Zu Kurt Weills im französischen Exil komponierter Operette „Der Kuhhandel“, beeinflusst von der Machtergreifung Hitlers und dem 1934 von der Weltpresse aufgegriffenen Vorfall, dass die Waffenindustrie Paraguay und Bolivien während deren Konflikt gleichzeitig belieferte, ist „Clivia“ als ein Seitenstück anzusehen. Auch im „Clivia“-Libretto von Charles Amberg und Franz Maregg geht es, mit Bezug auf den amerikanischen Chaco-Krieg, um politische Machinationen in einem fiktiven südamerikanischen Land, dessen Name Boliguay aus dem der politischen Kontrahenten zusammengesetzt ist.

Die Handlung will deutlich am Erfolg von Eric Charells und Ralf Benatzkys „Im Weißen Rössl“ teilhaben: von dort adaptiert ist die Rolle eines Erfinders im Berliner Dialekt. Nico Dostals Partitur ist ein Mixtum von Tango, Foxtrott, Jazz, Berliner Marschlied und – sehr verhalten – auch von südamerikanischen Rhythmen.

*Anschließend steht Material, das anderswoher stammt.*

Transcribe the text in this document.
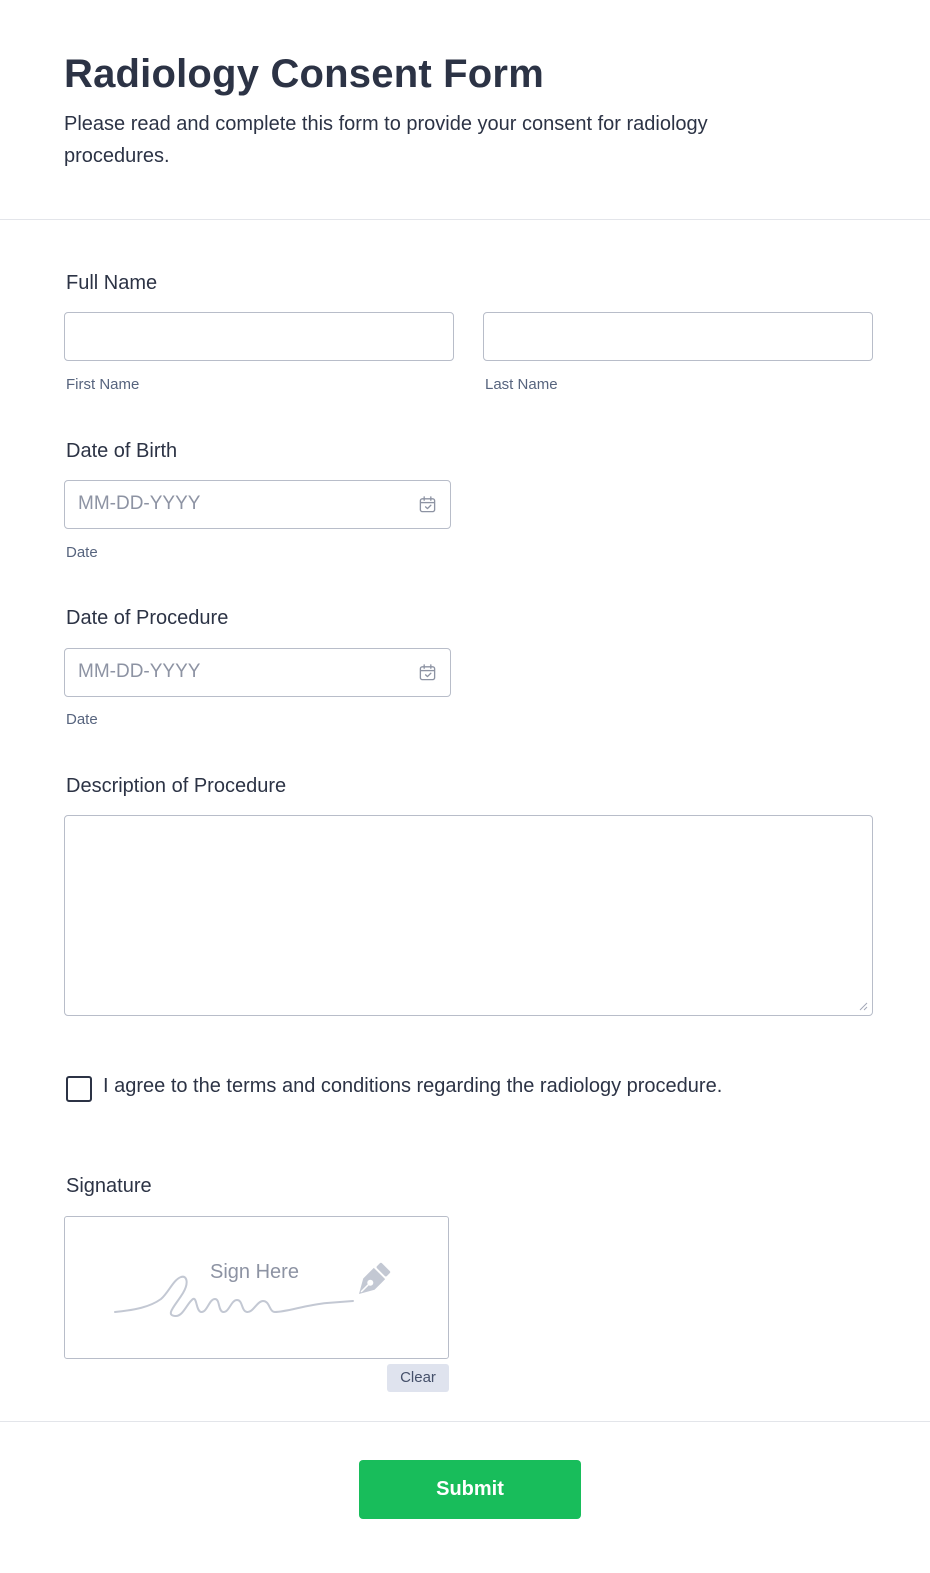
Radiology Consent Form
Please read and complete this form to provide your consent for radiology procedures.
Full Name
First Name	Last Name
Date of Birth
MM-DD-YYYY
Date
Date of Procedure
MM-DD-YYYY
Date
Description of Procedure
I agree to the terms and conditions regarding the radiology procedure.
Signature
Sign Here
Clear
Submit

Bei der Uraufführung dieser Operette über Filmproduktion als trügerischen Vorwand von Machtpolitik, am 23. Dezember 1933 im Berliner Theater am Nollendorfplatz, war Hitler bereits an der Macht.

Im dritten seiner über 20 Bühnenwerke verzichtet Dostal auf die seit 1930 in europäischen Operetten verwendete Rumba und ersetzt südamerikanische Farben vorwiegend durch spanisches Kolorit. (Auch der hier im Terzett Nr. 14 besungene Manzanares ist ja ein Fluss bei Madrid.)

Der Auftritt eines weiblichen, südamerikanischen Heers zu durchaus deutscher Marschmusik, ließe sich als Parodie auf den NS-Militarismus in Deutschland deuten, oder auch als feminin-utopisches Gegenbild zum germanischen Männlichkeitswahn. (Aber durch den Einsatz von Soldatinnen im letzten Drittel des 20. Jahrhunderts wurde dies auch in Deutschland zur Realität.)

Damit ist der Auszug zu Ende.